L'objectif des ministres européens de l'agriculture est de permettre à terme que 7 % de surface d’intérêt écologique soient protégées dans le cadre des mesures de verdissement de la Pac pour 2014[2].

En France, la protection de l'équivalent de 4 % du territoire exploitable, c'est-à-dire de la surface agricole utile est le seuil minimum retenu pour 2013[3]. Les éléments protégés sont convertis en « surface équivalente topographique » (SET), ainsi que leur entretien.
C'est l'une des BCAE (« bonnes conduites agro-environnementales »), qui fait partie des bonnes pratiques agricoles retenues par le ministère de l'Agriculture en France.

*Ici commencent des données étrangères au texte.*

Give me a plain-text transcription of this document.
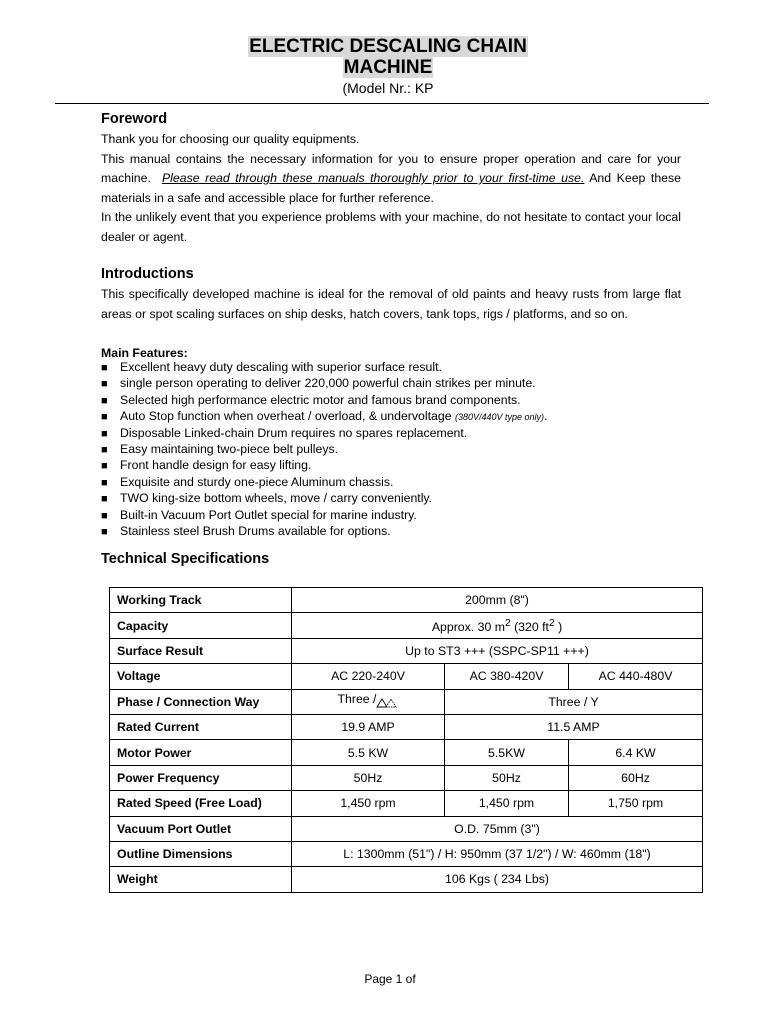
ELECTRIC DESCALING CHAIN
MACHINE
(Model Nr.: KP
Foreword

Thank you for choosing our quality equipments.

This manual contains the necessary information for you to ensure proper operation and care for your machine. Please read through these manuals thoroughly prior to your first-time use. And Keep these materials in a safe and accessible place for further reference.

In the unlikely event that you experience problems with your machine, do not hesitate to contact your local dealer or agent.

Introductions

This specifically developed machine is ideal for the removal of old paints and heavy rusts from large flat areas or spot scaling surfaces on ship desks, hatch covers, tank tops, rigs / platforms, and so on.

Main Features:
■ Excellent heavy duty descaling with superior surface result.
■ single person operating to deliver 220,000 powerful chain strikes per minute.
■ Selected high performance electric motor and famous brand components.
■ Auto Stop function when overheat / overload, & undervoltage (380V/440V type only).
■ Disposable Linked-chain Drum requires no spares replacement.
■ Easy maintaining two-piece belt pulleys.
■ Front handle design for easy lifting.
■ Exquisite and sturdy one-piece Aluminum chassis.
■ TWO king-size bottom wheels, move / carry conveniently.
■ Built-in Vacuum Port Outlet special for marine industry.
■ Stainless steel Brush Drums available for options.
Technical Specifications
Working Track	200mm (8")		
Capacity	Approx. 30 $m^2$ (320 $ft^2$ )		
Surface Result	Up to ST3 +++ (SSPC-SP11 +++)		
Voltage	AC 220-240V	AC 380-420V	AC 440-480V
Phase / Connection Way	Three /	Three / Y	
Rated Current	19.9 AMP	11.5 AMP	
Motor Power	5.5 KW	5.5KW	6.4 KW
Power Frequency	50Hz	50Hz	60Hz
Rated Speed (Free Load)	1,450 rpm	1,450 rpm	1,750 rpm
Vacuum Port Outlet	O.D. 75mm (3")		
Outline Dimensions	L: 1300mm (51") / H: 950mm (37 1/2") / W: 460mm (18")		
Weight	106 Kgs ( 234 Lbs)		
Page 1 of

Objectif, en équivalent-surfacique

L'objectif français initial était d'un minimum de 5 % de la SAU. Il reste souhaité comme minimum par les grandes ONGE associées au Grenelle de l'environnement, ainsi que par la plate-forme "PAC 2013" regroupant des ONG et agriculteurs[4] et jugé par eux « conforme aux engagements pris par les autorités françaises lors de la mise en œuvre du bilan de santé de la PAC en 2008 pour les bonnes conditions agricoles et environnementales à respecter par les agriculteurs »[5].

Objectifs qualitatifs

Théoriquement, ce type de mesure présente un intérêt convergent d'une part pour l'agriculture durable (en favorisant l'agroécologie) et d'autre part pour la protection de la nature et des paysages[6] (via la conservation d'éléments du paysages indispensables à la survie des espèces (banales, et plus encore menacées)[7], mais d'autres bénéfices sont attendus (voir ci-dessous).

Utilité

Cette mesure pourra contribuer à la protection des paysages ruraux et aux aménités associées (tourisme, qualité de vie, santé). Au-delà, elle contribue à :

  • maintenir sur les exploitations agricoles certains éléments fixes du paysage tels que haies, bosquets, arbres, terrasses, mares et bandes enherbées
  • entretenir, voir restaurer la qualité des sols (taux de matière organique, richesse en microorganismes utiles, biodiversité de la microflore…),
  • la lutte contre l'érosion des sols, les glissements de terrain, les coulées de boue et la turbidité des cours d'eau,
  • l'amélioration de la rétention, épuration et infiltration de l'eau dans les sols, et donc au bon état écologique des bassins versants (grâce aux bandes enherbées notamment). Les mares, fossés et bandes enherbées, ainsi que les talus perpendiculaires au sens de la pente jouent un rôle tampon[8] important (« étalement des crues »), limitant à la fois les sécheresses (par meilleure infiltration de l'eau, dès le haut du bassin versant) et les inondations (réduction du nombre et de l'intensité des crues).
  • à la restauration de populations d'espèces auxiliaires de l'agriculture indispensable à une agriculture durable (abeilles et autres pollinisateurs[9], et consommateurs de pucerons notamment), au profit d'un meilleur contrôle des ravageurs et d'un moindre besoin de pesticides ;
  • meilleure gestion du phosphore et de l'Azote, et par suite contribution à une moindre eutrophisation de l'environnement (ex. : une haie peut récupérer jusqu'à 85 % de l’azote lessivé, et le rendre au sol via les feuilles mortes qui se décomposent lentement durant l'hiver, en favorisant par ailleurs les champignons et bactéries utiles du sol, dont les symbiotes de plantes cultivées. Une haie vive peut ainsi rendre au sols voisins 70 kg d'azote/ha à 1 mètre de distance, et 2 à kg/ha à 10[7])
  • aux services agro-écologiques et écosystémiques fournis par les éléments du paysages ainsi protégés[7] (« amélioration de la capacité de stockage de l'eau dans le sol et de la qualité de l'eau par le recyclage des nutriments, abri pour les auxiliaires des cultures et les pollinisateurs et protection des sols contre l'érosion »[5]).
  • au programme Écophyto 2018 (réduction de 50 % des pesticides) et aux programmes de réduction des excédents azotés, ainsi (si les éléments préservés le sont avec une bonne cohérence écologique, qu'au maintien des services écologiques et à l'arrêt de la perte de biodiversité visé pour 2020 après l'échec de 2010.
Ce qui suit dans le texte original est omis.